Brusquement, à la surprise générale, la maîtresse de la maison interpella Muichkine :

— Prince, commença-t-elle d’une voix vibrante, — mes vieux amis que voici, le général et Afanase Ivanovitch, me prêchent continuellement le mariage. Donnez-moi votre avis : dois-je ou non me marier ? Ce que vous aurez dit, je le ferai.

Afanase Ivanovitch pâlit, le général demeura stupéfait ; tous allongèrent la tête en ouvrant de grands yeux.

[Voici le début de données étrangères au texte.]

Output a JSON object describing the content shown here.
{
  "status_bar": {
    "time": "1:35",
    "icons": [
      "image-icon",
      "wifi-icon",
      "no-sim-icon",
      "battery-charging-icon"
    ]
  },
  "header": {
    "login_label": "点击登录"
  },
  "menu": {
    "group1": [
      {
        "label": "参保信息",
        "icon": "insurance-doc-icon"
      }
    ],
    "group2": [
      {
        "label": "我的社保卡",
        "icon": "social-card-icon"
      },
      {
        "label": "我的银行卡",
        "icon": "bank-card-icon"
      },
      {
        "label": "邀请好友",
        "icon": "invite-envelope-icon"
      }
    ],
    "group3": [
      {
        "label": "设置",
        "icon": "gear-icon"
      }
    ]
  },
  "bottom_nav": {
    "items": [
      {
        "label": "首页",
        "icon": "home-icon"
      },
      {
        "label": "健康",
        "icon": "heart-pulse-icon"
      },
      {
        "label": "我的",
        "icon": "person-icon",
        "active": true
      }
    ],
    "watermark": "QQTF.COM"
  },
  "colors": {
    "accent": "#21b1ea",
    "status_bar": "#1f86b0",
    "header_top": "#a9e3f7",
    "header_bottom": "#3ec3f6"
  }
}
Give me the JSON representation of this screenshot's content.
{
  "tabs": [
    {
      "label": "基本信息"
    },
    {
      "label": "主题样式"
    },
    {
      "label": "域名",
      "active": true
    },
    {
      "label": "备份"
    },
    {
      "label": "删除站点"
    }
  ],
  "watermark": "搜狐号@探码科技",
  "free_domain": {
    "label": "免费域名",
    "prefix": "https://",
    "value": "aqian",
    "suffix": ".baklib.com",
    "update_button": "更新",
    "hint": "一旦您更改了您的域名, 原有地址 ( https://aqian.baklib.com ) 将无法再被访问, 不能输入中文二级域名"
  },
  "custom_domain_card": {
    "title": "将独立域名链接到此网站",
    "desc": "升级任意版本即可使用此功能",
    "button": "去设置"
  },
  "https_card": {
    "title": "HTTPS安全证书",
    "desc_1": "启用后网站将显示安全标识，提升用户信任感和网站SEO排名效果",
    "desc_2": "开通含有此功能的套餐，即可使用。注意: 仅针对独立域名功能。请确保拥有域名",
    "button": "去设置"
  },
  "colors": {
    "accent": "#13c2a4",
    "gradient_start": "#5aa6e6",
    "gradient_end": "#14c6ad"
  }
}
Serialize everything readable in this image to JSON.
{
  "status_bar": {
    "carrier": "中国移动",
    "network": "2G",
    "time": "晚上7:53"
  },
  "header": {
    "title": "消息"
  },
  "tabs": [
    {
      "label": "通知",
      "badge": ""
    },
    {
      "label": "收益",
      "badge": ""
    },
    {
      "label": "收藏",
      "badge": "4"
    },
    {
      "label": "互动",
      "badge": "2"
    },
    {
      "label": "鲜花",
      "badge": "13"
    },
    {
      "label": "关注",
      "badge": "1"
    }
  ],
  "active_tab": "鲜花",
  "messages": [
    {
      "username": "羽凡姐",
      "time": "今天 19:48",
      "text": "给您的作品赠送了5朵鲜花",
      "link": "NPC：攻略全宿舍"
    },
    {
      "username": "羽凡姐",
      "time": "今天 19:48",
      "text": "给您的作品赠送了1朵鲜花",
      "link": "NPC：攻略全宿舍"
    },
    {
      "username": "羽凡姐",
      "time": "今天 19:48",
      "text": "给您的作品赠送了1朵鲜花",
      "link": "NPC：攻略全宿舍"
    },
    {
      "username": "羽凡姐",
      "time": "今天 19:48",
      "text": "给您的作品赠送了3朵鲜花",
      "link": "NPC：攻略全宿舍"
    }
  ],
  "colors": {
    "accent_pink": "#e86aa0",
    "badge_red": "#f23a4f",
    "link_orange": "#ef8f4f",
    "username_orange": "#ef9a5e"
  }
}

Le sang se glaça dans les veines de Gania.

— Avec… avec qui ? demanda le prince d’une voix à peine distincte.

— Avec Gabriel Ardalionovitch Ivolguine, répondit Nastasia Philippovna en détachant nettement chaque syllabe.

Il y eut un silence de quelques secondes ; il semblait que la poitrine du prince était écrasée sous un poids terrible et qu’aucun son n’en pouvait sortir.

— N-non… Ne vous mariez pas ! murmura-t-il enfin, et il respira avec effort.

— Ainsi soit-il ! déclara Nastasia Philippovna, puis, avec un accent d’autorité, de triomphe en quelque sorte, elle s’adressa à Gania : — Gabriel Ardalionovitch, vous avez entendu la décision du prince ? Eh bien, c’est ma réponse ; que désormais il ne soit plus question de cette affaire !

— Nastasia Philippovna ! articula d’une voix tremblante Afanase Ivanovitch.

— Nastasia Philippovna ! fit le général d’un ton pressant mais où perçait l’inquiétude.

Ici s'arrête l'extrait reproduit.